The following day (Wednesday) we had a call in the morning advising us that egg transfer was booked for 4 pm. We were also given the news that of our three embryos, one was grade 2 (1 being the best -4 being worst), one was grade 3 but abnormal and one was grade 4. One could go back in but neither of the other two would be suitable for freezing. I was kind of elated that we had one that was going back and that our pain and effort was not in vain, but I was sad that none could be frozen and that now there was no back-up plan left.

4-cell Harriet

Harriet at just 4-cells old!

I was very scared about transfer as I was still very tender dwn below still but it went fairly  well. It took the nurse about 30 minutes to get past my cervix as it was at a funny angle but it went in and our 4-cell, 2-day old embryo was in! I felt so many different emotions – hope and excitement that this tiny embryo in me might make me a Mummy, concern that the odds weren’t high, pressure to make it work somehow (even though it was beyond my control) and relief that this was going to be over soon, one way or the other.

I spent the next 16 days off work and relaxing which I am sure was vital to the success of our IVF. On the morning of the 1st May 2009 – 4 days before our 2nd Wedding Anniversary and the morning of our celebratory weekend away, I did the pregnancy test but I couldn’t look so sat under the covers of my bed! Adam went to look at it and just said “It’s positive!” I just cried and my first words were ‘I am really pregnant!’

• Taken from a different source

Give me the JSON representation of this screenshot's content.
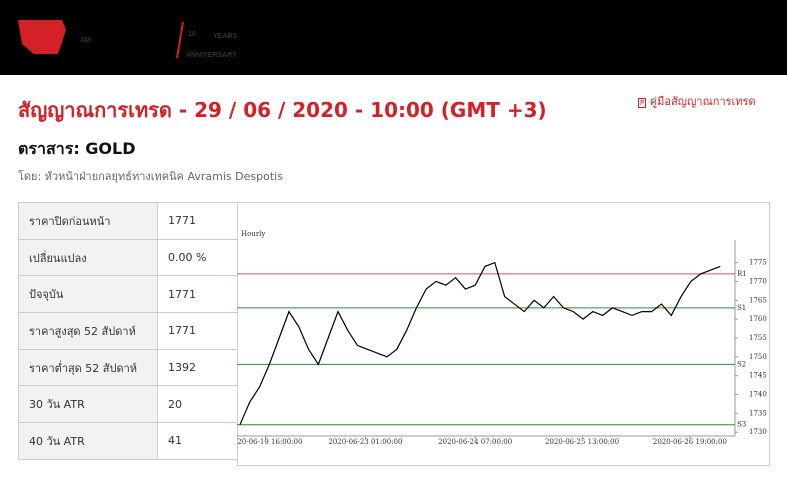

Nearly 4 and a half years to the day we began trying, we were finally pregnant and the joy was amazing! It made every tear and heart-breaking month of waiting worthwhile. It felt magical and I was so emotional and thankful to finally be here but at the same time it still didn’t feel real, as if I was just pretending. I did a pregnancy test every day that week and I still felt the high when I saw that second line of the words “pregnant” on the test. I’d done hundreds of tests of the years and finally I was seeing these positives straight away when I tested!

Harriet (from Facebook group - no permission)2

I am amazed we were one of the lucky ones to have been blessed with a relatively easy IVF journey. I happily tell people that Harriet is a long awaited IVF baby and am very proud of the journey we had to go through to get our little miracle. I hope that by being open about it, infertility will become less of a social taboo. When people ask “When’s the next one coming along?” I proudly answer that there won’t be another as Harriet was an IVF baby and will be our only child. It makes me very proud to say that, as there was a time when I didn’t think I would have any let alone one.

Harriet is now 2 years 9 months, she’s full of mischief, full of things to say, she’s get the attention span of a fly, she’s clumsy, she loving, she’s always deep in thought, and best of all…she’s ours.